- 15 grams of coffee (this time it is Ethiopia Nansebo, wet process, roasted by San Agustin Cafes in Spain, in the end of August of 2017 – and then vacuum sealed, and frozen (about freezing coffee read here)
- 250 grams of water (portuguese tap water, filtered by Peak Water from 300ppm to 80 ppm and optimal coffee extraction)
- water at 92ºC
- grind size – 15A at Baratza Sette, filter burrs
- ceramic V60 size 2
Today I am trying out the recipe of Chad Wang, the winner of 2017th Brewers Cup.
The key concept of his V60 recipe – no circular motion when pouring, and pre-heating with 300 grams of hot water – and then letting it cool down for 10-15 minutes! The recipe itself is super simple, so the key here is precision, good water and exceptional coffee.
The funny thing about this recipe is that you have to really control the brewing temperature – the water tends to cool down rapidly, so make sure you are not starting to brew at 92, but then dropping to 88 or 86. It matters.
And also the pours are pretty precise, agressive and fast! Enjoy! Explore!
This morning’s recipe:
- Pre-heat the V60 (filter in) with 300 grams of hot water. Let it cool down.

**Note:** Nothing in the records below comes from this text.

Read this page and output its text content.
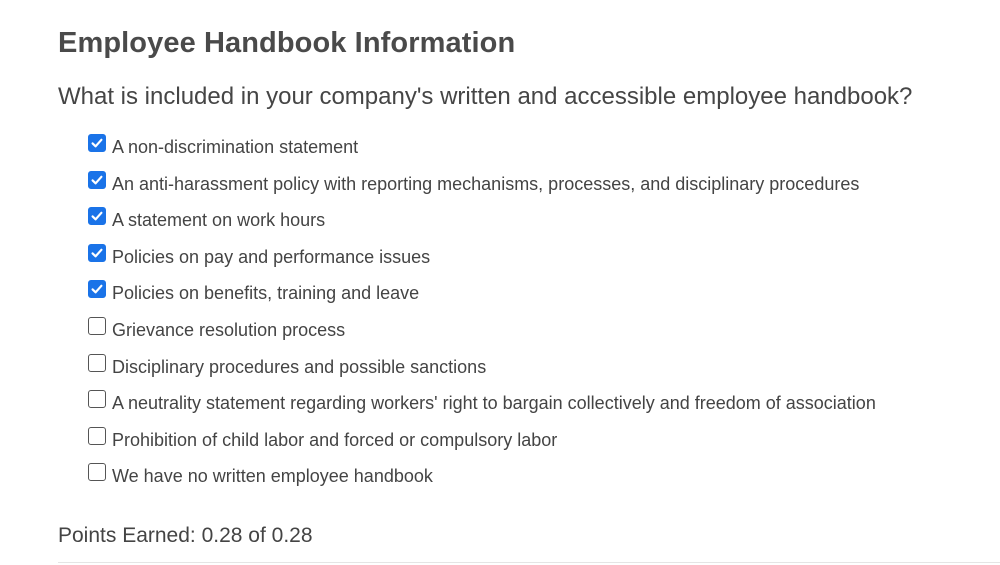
Employee Handbook Information

What is included in your company's written and accessible employee handbook?

A non-discrimination statement
An anti-harassment policy with reporting mechanisms, processes, and disciplinary procedures
A statement on work hours
Policies on pay and performance issues
Policies on benefits, training and leave
Grievance resolution process
Disciplinary procedures and possible sanctions
A neutrality statement regarding workers' right to bargain collectively and freedom of association
Prohibition of child labor and forced or compulsory labor
We have no written employee handbook

Points Earned: 0.28 of 0.28
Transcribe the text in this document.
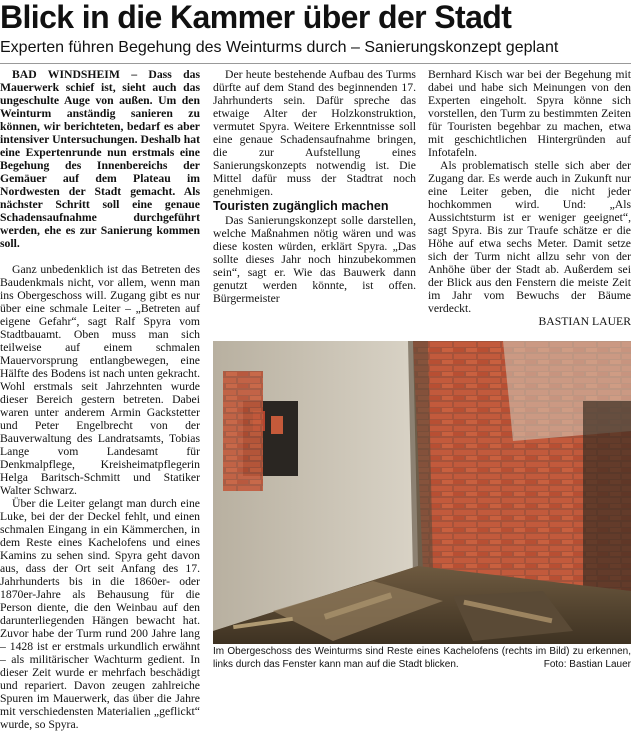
Blick in die Kammer über der Stadt
Experten führen Begehung des Weinturms durch – Sanierungskonzept geplant

BAD WINDSHEIM – Dass das Mauerwerk schief ist, sieht auch das ungeschulte Auge von außen. Um den Weinturm anständig sanieren zu können, wir berichteten, bedarf es aber intensiver Untersuchungen. Deshalb hat eine Expertenrunde nun erstmals eine Begehung des Innenbereichs der Gemäuer auf dem Plateau im Nordwesten der Stadt gemacht. Als nächster Schritt soll eine genaue Schadensaufnahme durchgeführt werden, ehe es zur Sanierung kommen soll.

Ganz unbedenklich ist das Betreten des Baudenkmals nicht, vor allem, wenn man ins Obergeschoss will. Zugang gibt es nur über eine schmale Leiter – „Betreten auf eigene Gefahr“, sagt Ralf Spyra vom Stadtbauamt. Oben muss man sich teilweise auf einem schmalen Mauervorsprung entlangbewegen, eine Hälfte des Bodens ist nach unten gekracht. Wohl erstmals seit Jahrzehnten wurde dieser Bereich gestern betreten. Dabei waren unter anderem Armin Gackstetter und Peter Engelbrecht von der Bauverwaltung des Landratsamts, Tobias Lange vom Landesamt für Denkmalpflege, Kreisheimatpflegerin Helga Baritsch-Schmitt und Statiker Walter Schwarz.

Über die Leiter gelangt man durch eine Luke, bei der der Deckel fehlt, und einen schmalen Eingang in ein Kämmerchen, in dem Reste eines Kachelofens und eines Kamins zu sehen sind. Spyra geht davon aus, dass der Ort seit Anfang des 17. Jahrhunderts bis in die 1860er- oder 1870er-Jahre als Behausung für die Person diente, die den Weinbau auf den darunterliegenden Hängen bewacht hat. Zuvor habe der Turm rund 200 Jahre lang – 1428 ist er erstmals urkundlich erwähnt – als militärischer Wachturm gedient. In dieser Zeit wurde er mehrfach beschädigt und repariert. Davon zeugen zahlreiche Spuren im Mauerwerk, das über die Jahre mit verschiedensten Materialien „geflickt“ wurde, so Spyra.

Der heute bestehende Aufbau des Turms dürfte auf dem Stand des beginnenden 17. Jahrhunderts sein. Dafür spreche das etwaige Alter der Holzkonstruktion, vermutet Spyra. Weitere Erkenntnisse soll eine genaue Schadensaufnahme bringen, die zur Aufstellung eines Sanierungskonzepts notwendig ist. Die Mittel dafür muss der Stadtrat noch genehmigen.

Touristen zugänglich machen

Das Sanierungskonzept solle darstellen, welche Maßnahmen nötig wären und was diese kosten würden, erklärt Spyra. „Das sollte dieses Jahr noch hinzubekommen sein“, sagt er. Wie das Bauwerk dann genutzt werden könnte, ist offen. Bürgermeister

Bernhard Kisch war bei der Begehung mit dabei und habe sich Meinungen von den Experten eingeholt. Spyra könne sich vorstellen, den Turm zu bestimmten Zeiten für Touristen begehbar zu machen, etwa mit geschichtlichen Hintergründen auf Infotafeln.

Als problematisch stelle sich aber der Zugang dar. Es werde auch in Zukunft nur eine Leiter geben, die nicht jeder hochkommen wird. Und: „Als Aussichtsturm ist er weniger geeignet“, sagt Spyra. Bis zur Traufe schätze er die Höhe auf etwa sechs Meter. Damit setze sich der Turm nicht allzu sehr von der Anhöhe über der Stadt ab. Außerdem sei der Blick aus den Fenstern die meiste Zeit im Jahr vom Bewuchs der Bäume verdeckt.

BASTIAN LAUER
Im Obergeschoss des Weinturms sind Reste eines Kachelofens (rechts im Bild) zu erkennen, links durch das Fenster kann man auf die Stadt blicken.	Foto: Bastian Lauer
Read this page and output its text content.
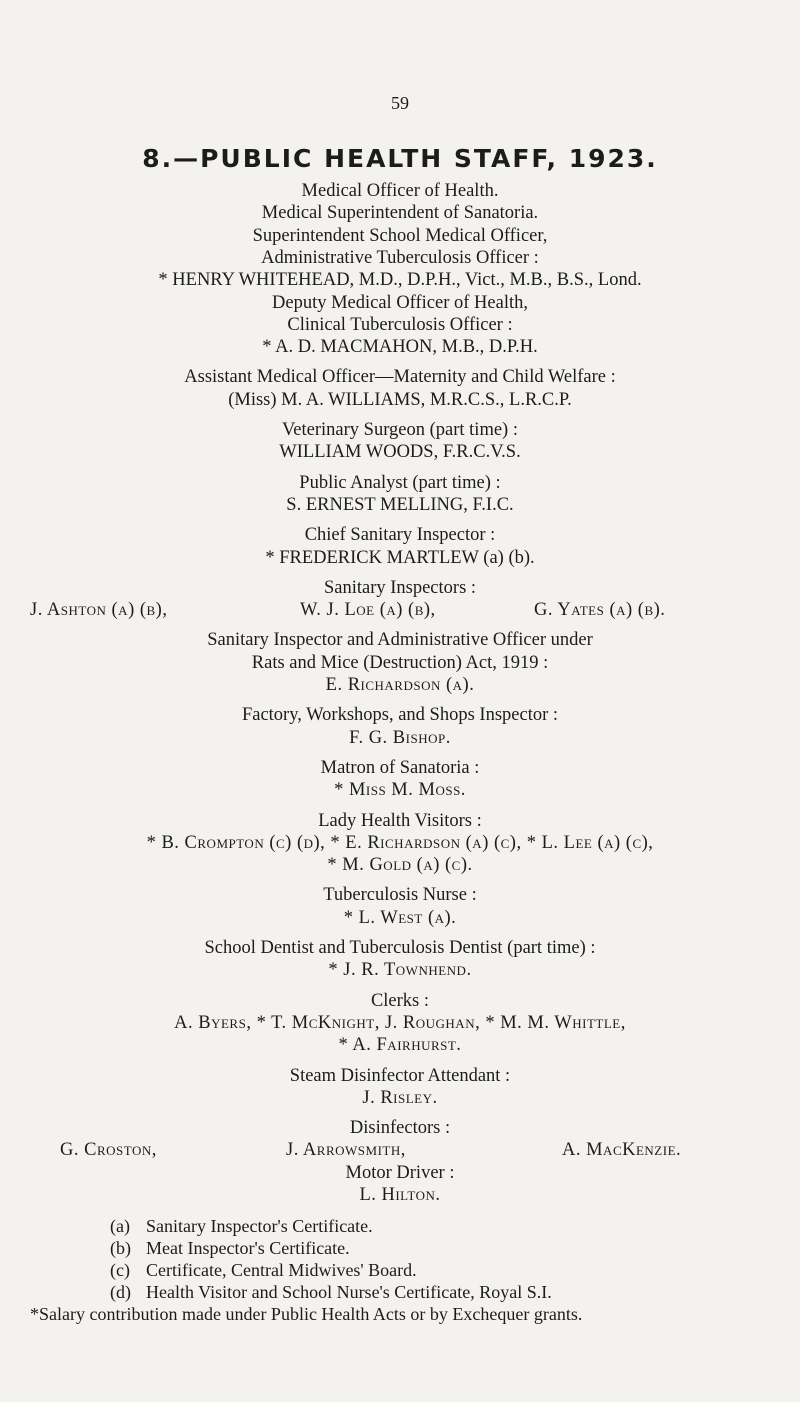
59
8.—PUBLIC HEALTH STAFF, 1923.
Medical Officer of Health.
Medical Superintendent of Sanatoria.
Superintendent School Medical Officer,
Administrative Tuberculosis Officer :
* HENRY WHITEHEAD, M.D., D.P.H., Vict., M.B., B.S., Lond.
Deputy Medical Officer of Health,
Clinical Tuberculosis Officer :
* A. D. MACMAHON, M.B., D.P.H.
Assistant Medical Officer—Maternity and Child Welfare :
(Miss) M. A. WILLIAMS, M.R.C.S., L.R.C.P.
Veterinary Surgeon (part time) :
WILLIAM WOODS, F.R.C.V.S.
Public Analyst (part time) :
S. ERNEST MELLING, F.I.C.
Chief Sanitary Inspector :
* FREDERICK MARTLEW (a) (b).
Sanitary Inspectors :
J. Ashton (a) (b),	W. J. Loe (a) (b),	G. Yates (a) (b).
Sanitary Inspector and Administrative Officer under
Rats and Mice (Destruction) Act, 1919 :
E. Richardson (a).
Factory, Workshops, and Shops Inspector :
F. G. Bishop.
Matron of Sanatoria :
* Miss M. Moss.
Lady Health Visitors :
* B. Crompton (c) (d), * E. Richardson (a) (c), * L. Lee (a) (c),
* M. Gold (a) (c).
Tuberculosis Nurse :
* L. West (a).
School Dentist and Tuberculosis Dentist (part time) :
* J. R. Townhend.
Clerks :
A. Byers, * T. McKnight, J. Roughan, * M. M. Whittle,
* A. Fairhurst.
Steam Disinfector Attendant :
J. Risley.
Disinfectors :
G. Croston,	J. Arrowsmith,	A. MacKenzie.
Motor Driver :
L. Hilton.
(a) Sanitary Inspector's Certificate.
(b) Meat Inspector's Certificate.
(c) Certificate, Central Midwives' Board.
(d) Health Visitor and School Nurse's Certificate, Royal S.I.
*Salary contribution made under Public Health Acts or by Exchequer grants.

- Coffee in! (15 grams) make sure the brewer is room temperature.
- Add 50 grams of water at 92ºC, spiral pour, in 5 seconds.
- At :30 spiral pour, then center pour 70g (to 120g) in 15 seconds
- At :52 center pour 60g (total 180g) in 15 seconds
- At 1:15 center pour 70g (total 250g) in 15 seconds
- Total Brew Time 1:55-2:10
This is one of my favourite V60 recipes so far (although you know how I like to bre with boiling water) – the brew is sweet and clean, with medium body, not dense or agressive. It seems that it allows to balance the acidity of the coffee with the sweetness, and the result is pretty enjoyable.
I think it is cool for the home brewers, when you have time (cooling down the V60 after preheating is an ESSENTIAL step, don’t miss it, otherwise nothing will work) – but hard to implement in a cafe environment.